At this year’s International Consumer Electronics Show (CES) convention in Las Vegas, one robot readies to quack its way into the hearts of young cancer patients throughout the country—My Special Aflac duck.
Cuddly, cute, and crammed with sensors that allow it to interact with people, this duck is the brainchild of insurance company Aflac and R&D workshop Sproutel. It’s meant to help children diagnosed with cancer come to grips with their treatment, which is often confusing, scary, and involves a lot of unpleasant procedures.
As such, My Special Aflac isn’t meant to be just a robot: It’s meant to be a companion that allows these children an outlet. Kids diagnosed with cancer at a young age often lack the know-how or emotional resilience to communicate what they’re going through—and the duck’s developers hope this fuzzy friend will help.
Physical interaction will help the children build a connection to the toy. Scratch it under the chin, and this duck will thank you with a quack—while lifting its head for more. A spot under its wing will send the duckbot shaking and laughing when tickled.
A range of RFID-powered emoji cards will allow users to channel their own emotions into the duck. Tap a frowny face onto its chest-sensor and the toy will slouch overcome with sadness, as it releases a whimper-quack. A silly emoji will, in turn, make it quack merrily along and dance.

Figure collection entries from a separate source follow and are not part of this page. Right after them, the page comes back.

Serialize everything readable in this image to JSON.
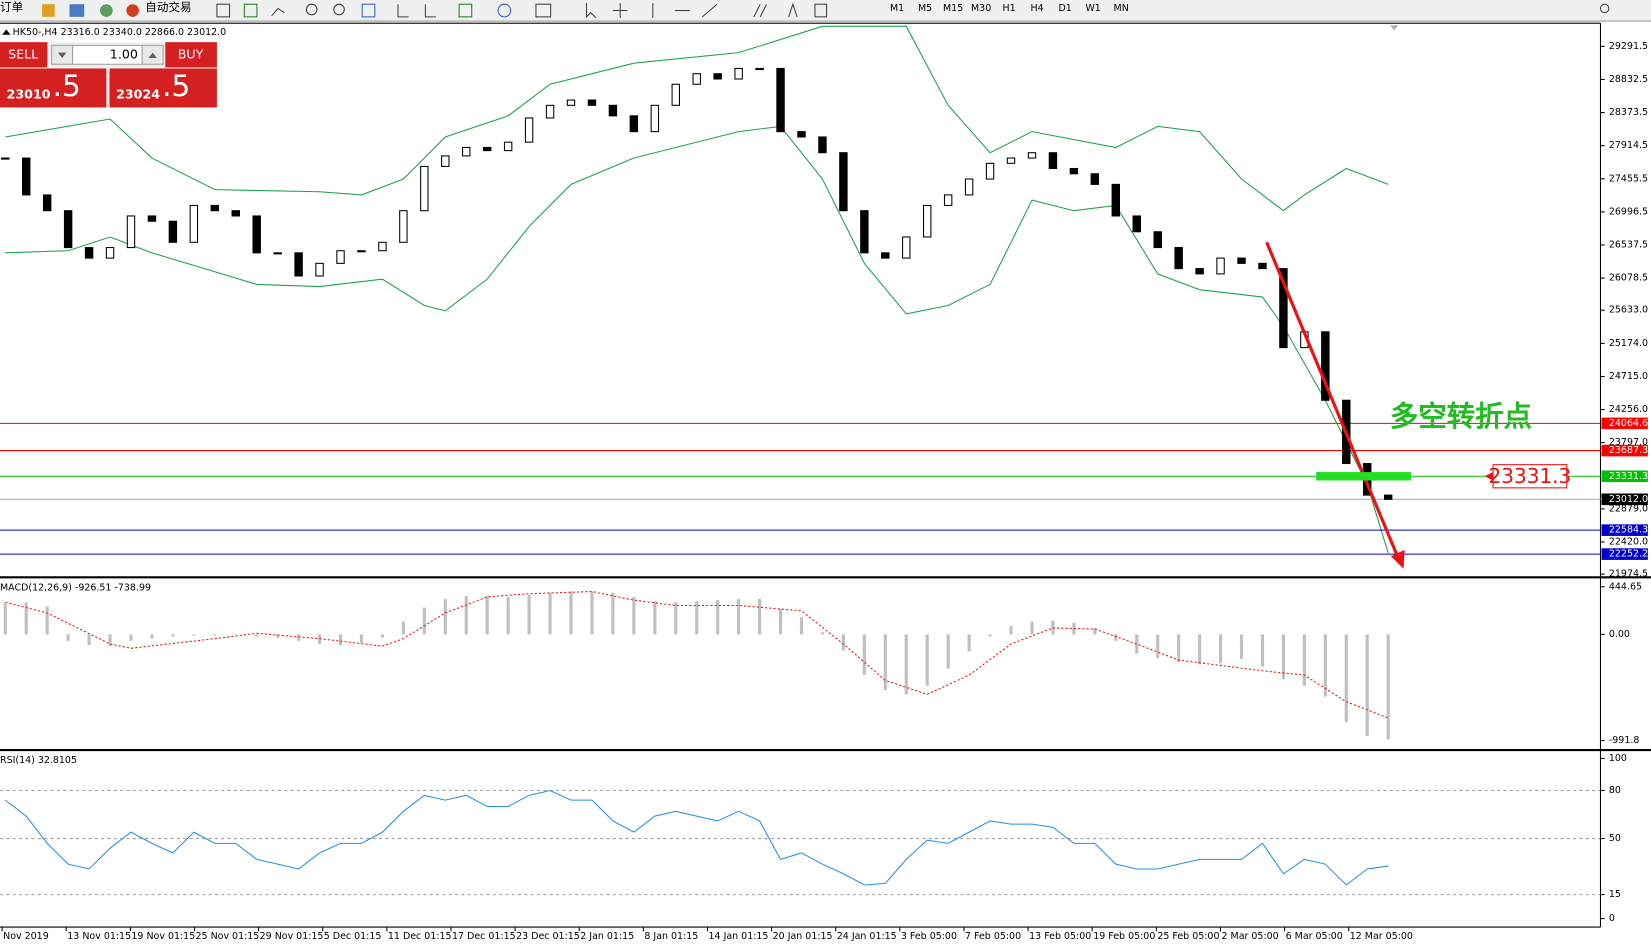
{
  "toolbar": {
    "items": [
      "订单",
      "自动交易"
    ],
    "timeframes": [
      "M1",
      "M5",
      "M15",
      "M30",
      "H1",
      "H4",
      "D1",
      "W1",
      "MN"
    ]
  },
  "trade_panel": {
    "sell": "SELL",
    "lot": "1.00",
    "buy": "BUY",
    "sell_price": "23010",
    "sell_fraction": ".5",
    "buy_price": "23024",
    "buy_fraction": ".5"
  },
  "chart": {
    "type": "candlestick",
    "header": "HK50-,H4  23316.0 23340.0 22866.0 23012.0",
    "ylim": [
      21974.5,
      29291.5
    ],
    "yticks": [
      29291.5,
      28832.5,
      28373.5,
      27914.5,
      27455.5,
      26996.5,
      26537.5,
      26078.5,
      {
        "value": 25633,
        "label": "25633.0"
      },
      {
        "value": 25174,
        "label": "25174.0"
      },
      {
        "value": 24715,
        "label": "24715.0"
      },
      {
        "value": 24256,
        "label": "24256.0"
      },
      {
        "value": 23797,
        "label": "23797.0"
      },
      {
        "value": 22879,
        "label": "22879.0"
      },
      {
        "value": 22420,
        "label": "22420.0"
      },
      21974.5
    ],
    "close": [
      27743,
      27232,
      27013,
      26502,
      26356,
      26502,
      26940,
      26867,
      26575,
      27086,
      27013,
      26940,
      26429,
      26429,
      26108,
      26283,
      26458,
      26458,
      26575,
      27013,
      27627,
      27773,
      27890,
      27846,
      27963,
      28299,
      28474,
      28547,
      28474,
      28328,
      28109,
      28474,
      28766,
      28912,
      28839,
      28985,
      28985,
      28109,
      28035,
      27817,
      27013,
      26429,
      26356,
      26649,
      27086,
      27232,
      27452,
      27670,
      27743,
      27817,
      27598,
      27525,
      27378,
      26940,
      26721,
      26502,
      26210,
      26137,
      26356,
      26283,
      26210,
      25115,
      25334,
      24385,
      23508,
      23070,
      23012
    ],
    "bands": {
      "x_upper": [
        0,
        5,
        7,
        10,
        15,
        17,
        19,
        21,
        24,
        26,
        30,
        35,
        39,
        43,
        45,
        47,
        49,
        53,
        55,
        57,
        59,
        61,
        62,
        64,
        66
      ],
      "upper": [
        28035,
        28284,
        27743,
        27305,
        27276,
        27232,
        27452,
        28035,
        28328,
        28766,
        29058,
        29204,
        29569,
        29569,
        28474,
        27817,
        28109,
        27889,
        28182,
        28109,
        27452,
        27013,
        27232,
        27598,
        27378
      ],
      "x_lower": [
        0,
        3,
        5,
        7,
        10,
        12,
        15,
        18,
        20,
        21,
        23,
        25,
        27,
        30,
        35,
        37,
        39,
        41,
        43,
        45,
        47,
        49,
        51,
        53,
        55,
        57,
        60,
        61,
        63,
        65,
        66
      ],
      "lower": [
        26429,
        26458,
        26648,
        26429,
        26166,
        25991,
        25961,
        26064,
        25699,
        25626,
        26064,
        26794,
        27378,
        27743,
        28109,
        28181,
        27452,
        26283,
        25582,
        25699,
        25991,
        27159,
        27013,
        27086,
        26137,
        25918,
        25816,
        25407,
        24385,
        23216,
        22267
      ]
    },
    "levels": [
      {
        "value": 24064.6,
        "color": "#ff0000"
      },
      {
        "value": 23687.3,
        "color": "#ff0000"
      },
      {
        "value": 23331.3,
        "color": "#00c000"
      },
      {
        "value": 23012,
        "label": "23012.0",
        "color": "#000000"
      },
      {
        "value": 22584.3,
        "color": "#0000c8"
      },
      {
        "value": 22252.2,
        "color": "#0000c8"
      }
    ],
    "annotation": "多空转折点",
    "xticks": [
      "Nov 2019",
      "13 Nov 01:15",
      "19 Nov 01:15",
      "25 Nov 01:15",
      "29 Nov 01:15",
      "5 Dec 01:15",
      "11 Dec 01:15",
      "17 Dec 01:15",
      "23 Dec 01:15",
      "2 Jan 01:15",
      "8 Jan 01:15",
      "14 Jan 01:15",
      "20 Jan 01:15",
      "24 Jan 01:15",
      "3 Feb 05:00",
      "7 Feb 05:00",
      "13 Feb 05:00",
      "19 Feb 05:00",
      "25 Feb 05:00",
      "2 Mar 05:00",
      "6 Mar 05:00",
      "12 Mar 05:00"
    ]
  },
  "macd": {
    "label": "MACD(12,26,9) -926.51 -738.99",
    "ylim": [
      -991.8,
      444.65
    ],
    "yticks": [
      444.65,
      {
        "value": 0,
        "label": "0.00"
      },
      -991.8
    ],
    "histogram": [
      290,
      300,
      260,
      -60,
      -100,
      -110,
      -60,
      -40,
      -20,
      -10,
      -10,
      0,
      -20,
      -30,
      -60,
      -90,
      -100,
      -80,
      -30,
      120,
      250,
      330,
      360,
      360,
      350,
      370,
      390,
      400,
      400,
      390,
      350,
      310,
      300,
      310,
      320,
      330,
      330,
      240,
      160,
      20,
      -150,
      -380,
      -520,
      -560,
      -480,
      -320,
      -160,
      -20,
      80,
      120,
      130,
      110,
      60,
      -60,
      -180,
      -220,
      -260,
      -280,
      -270,
      -230,
      -300,
      -420,
      -480,
      -580,
      -820,
      -950,
      -980
    ],
    "signal_x": [
      0,
      2,
      5,
      6,
      10,
      12,
      15,
      18,
      19,
      21,
      23,
      25,
      28,
      30,
      32,
      35,
      38,
      40,
      42,
      44,
      46,
      48,
      50,
      52,
      54,
      56,
      58,
      60,
      62,
      64,
      66
    ],
    "signal": [
      300,
      200,
      -90,
      -130,
      -40,
      10,
      -40,
      -110,
      -40,
      200,
      350,
      380,
      400,
      320,
      270,
      270,
      220,
      -90,
      -430,
      -560,
      -380,
      -90,
      60,
      50,
      -90,
      -240,
      -290,
      -340,
      -380,
      -630,
      -780
    ]
  },
  "rsi": {
    "label": "RSI(14) 32.8105",
    "ylim": [
      0,
      100
    ],
    "yticks": [
      100,
      80,
      50,
      15,
      0
    ],
    "values": [
      74,
      64,
      47,
      34,
      31,
      44,
      54,
      47,
      41,
      54,
      47,
      47,
      37,
      34,
      31,
      41,
      47,
      47,
      54,
      67,
      77,
      74,
      77,
      70,
      70,
      77,
      80,
      74,
      74,
      61,
      54,
      64,
      67,
      64,
      61,
      67,
      61,
      37,
      41,
      34,
      28,
      21,
      22,
      37,
      49,
      47,
      54,
      61,
      59,
      59,
      57,
      47,
      47,
      34,
      31,
      31,
      34,
      37,
      37,
      37,
      47,
      28,
      37,
      34,
      21,
      31,
      32.8105
    ]
  }
}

It’ll even try to mimic your speech pattern in its quacking.
There’s also a toy catheter among the RFID toys to let children pretend they’re giving the duck the same chemotherapy they’re undergoing. Such medical play should help them to better cope with their treatment by familiarizing the process and giving them a companion so they’re not going through it alone. A companion app with AR features extends this medical play even further, allowing the children to give the duck sponge baths or injections. It then responds, with help from the built-in Bluetooth connection.
And when the going gets tough, the duckbot will be there to comfort the children. Its companion app lets the patients select through soothing soundbites (such as a forest stream or a choir of croaking frogs) which the duck can play back to them. My Special Aflac can also walk children through breathing exercises to help calm them down.
The Duck’s motors allow for a range of relatively life-like movements modeled on real ducks. Its speaker also doubles as a vibrational motor, so it can simulate a heartbeat when children hold it for comfort.
So far, Aflac and Sproutel have tested their creation with 100 different children. The end goal, however, is to get a My Special Duck by the sides of each one of the nearly 16,000 US children diagnosed with cancer each year.